Kruskal-Wallis Test Calculator
Enter data for 2 to 4 independent groups to perform the Kruskal-Wallis H test, the non-parametric alternative to one-way ANOVA. No normality assumption required.
What is the Kruskal-Wallis Test?
The Kruskal-Wallis test is a rank-based non-parametric test for comparing distributions across two or more independent groups.

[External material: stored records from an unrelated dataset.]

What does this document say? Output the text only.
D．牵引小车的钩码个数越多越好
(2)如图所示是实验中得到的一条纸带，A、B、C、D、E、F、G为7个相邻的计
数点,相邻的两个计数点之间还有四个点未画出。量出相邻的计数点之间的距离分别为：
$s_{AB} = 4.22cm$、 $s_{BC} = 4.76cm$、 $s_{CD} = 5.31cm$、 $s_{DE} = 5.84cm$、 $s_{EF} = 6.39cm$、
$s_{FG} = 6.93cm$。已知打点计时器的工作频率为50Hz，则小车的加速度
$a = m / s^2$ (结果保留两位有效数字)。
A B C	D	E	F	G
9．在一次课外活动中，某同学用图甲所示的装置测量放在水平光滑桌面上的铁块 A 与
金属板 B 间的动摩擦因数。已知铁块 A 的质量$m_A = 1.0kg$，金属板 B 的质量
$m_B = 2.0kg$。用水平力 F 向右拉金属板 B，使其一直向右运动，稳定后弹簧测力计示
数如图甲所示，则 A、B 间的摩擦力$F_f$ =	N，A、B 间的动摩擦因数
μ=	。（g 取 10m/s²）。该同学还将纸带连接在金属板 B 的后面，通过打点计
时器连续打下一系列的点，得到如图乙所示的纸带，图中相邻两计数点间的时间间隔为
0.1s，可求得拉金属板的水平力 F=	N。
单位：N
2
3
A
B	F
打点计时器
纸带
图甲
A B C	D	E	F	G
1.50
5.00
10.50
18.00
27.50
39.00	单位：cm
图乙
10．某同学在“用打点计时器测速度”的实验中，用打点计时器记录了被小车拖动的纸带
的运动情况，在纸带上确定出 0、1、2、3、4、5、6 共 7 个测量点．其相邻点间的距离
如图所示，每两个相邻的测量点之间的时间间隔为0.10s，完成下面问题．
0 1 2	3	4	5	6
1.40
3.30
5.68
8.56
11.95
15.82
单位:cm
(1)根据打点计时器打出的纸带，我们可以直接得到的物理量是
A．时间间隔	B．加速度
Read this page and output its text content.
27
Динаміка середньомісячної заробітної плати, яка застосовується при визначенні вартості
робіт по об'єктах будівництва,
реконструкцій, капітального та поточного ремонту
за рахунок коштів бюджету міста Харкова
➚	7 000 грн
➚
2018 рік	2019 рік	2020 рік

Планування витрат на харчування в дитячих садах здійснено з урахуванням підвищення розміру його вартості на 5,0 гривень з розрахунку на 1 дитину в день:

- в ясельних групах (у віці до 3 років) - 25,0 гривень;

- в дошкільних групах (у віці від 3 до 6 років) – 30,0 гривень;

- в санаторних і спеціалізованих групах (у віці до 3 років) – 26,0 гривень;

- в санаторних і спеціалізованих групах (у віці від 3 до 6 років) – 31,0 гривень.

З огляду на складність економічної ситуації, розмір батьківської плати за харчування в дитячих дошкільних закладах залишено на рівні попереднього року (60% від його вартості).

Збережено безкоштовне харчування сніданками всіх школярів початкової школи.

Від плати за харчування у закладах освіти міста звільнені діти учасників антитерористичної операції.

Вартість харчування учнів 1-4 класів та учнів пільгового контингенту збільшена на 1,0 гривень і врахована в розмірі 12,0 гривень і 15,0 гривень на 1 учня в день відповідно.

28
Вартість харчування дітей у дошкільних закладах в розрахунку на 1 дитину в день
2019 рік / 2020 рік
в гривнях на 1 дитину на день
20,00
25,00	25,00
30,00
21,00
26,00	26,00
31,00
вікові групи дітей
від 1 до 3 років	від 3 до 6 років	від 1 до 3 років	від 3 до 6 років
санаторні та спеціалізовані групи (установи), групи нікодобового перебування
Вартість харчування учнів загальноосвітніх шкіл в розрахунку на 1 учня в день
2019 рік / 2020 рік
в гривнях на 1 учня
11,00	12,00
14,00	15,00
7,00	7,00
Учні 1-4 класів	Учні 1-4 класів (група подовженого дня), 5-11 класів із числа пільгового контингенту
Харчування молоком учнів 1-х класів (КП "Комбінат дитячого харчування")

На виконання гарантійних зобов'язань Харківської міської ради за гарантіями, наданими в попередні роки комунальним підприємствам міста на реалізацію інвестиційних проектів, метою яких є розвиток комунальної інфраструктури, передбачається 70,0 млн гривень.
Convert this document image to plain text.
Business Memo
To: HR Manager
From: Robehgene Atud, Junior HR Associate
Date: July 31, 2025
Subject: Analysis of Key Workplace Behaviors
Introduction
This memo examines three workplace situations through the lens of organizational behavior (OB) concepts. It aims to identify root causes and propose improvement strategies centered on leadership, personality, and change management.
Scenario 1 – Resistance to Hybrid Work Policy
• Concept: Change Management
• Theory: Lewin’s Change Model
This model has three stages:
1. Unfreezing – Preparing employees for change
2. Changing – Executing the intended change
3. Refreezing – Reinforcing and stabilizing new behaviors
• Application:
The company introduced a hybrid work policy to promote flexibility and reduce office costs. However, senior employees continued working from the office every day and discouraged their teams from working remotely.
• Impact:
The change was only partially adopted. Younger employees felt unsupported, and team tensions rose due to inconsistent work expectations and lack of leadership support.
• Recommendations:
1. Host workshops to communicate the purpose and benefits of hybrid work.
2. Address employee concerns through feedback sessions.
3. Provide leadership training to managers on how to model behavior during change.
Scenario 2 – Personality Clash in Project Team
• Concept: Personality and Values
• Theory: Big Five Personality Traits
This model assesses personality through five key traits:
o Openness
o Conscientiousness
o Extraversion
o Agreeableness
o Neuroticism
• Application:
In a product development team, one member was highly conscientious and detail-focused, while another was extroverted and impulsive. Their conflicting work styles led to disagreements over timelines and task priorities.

It extends the Mann-Whitney U test to more than two groups and is the non-parametric counterpart to one-way ANOVA.
Formula:
H = (12 / (N(N+1))) x Σ(Rj²/nj) - 3(N+1)
Where N = total observations, Rj = sum of ranks in group j, nj = size of group j.
How it works:
- Combine all groups and rank all values together
- Handle ties by assigning the average rank
- Sum the ranks within each group
- Compute H from the rank sums
- Compare H to a chi-square distribution with (k-1) degrees of freedom
When to use Kruskal-Wallis:
- Your data does not meet ANOVA's normality assumption
- You have ordinal data or ranked data
- Sample sizes are small or unequal
- Your data has outliers that would distort parametric tests
If H is significant, use post-hoc pairwise Mann-Whitney tests (with a Bonferroni correction) to find which groups differ.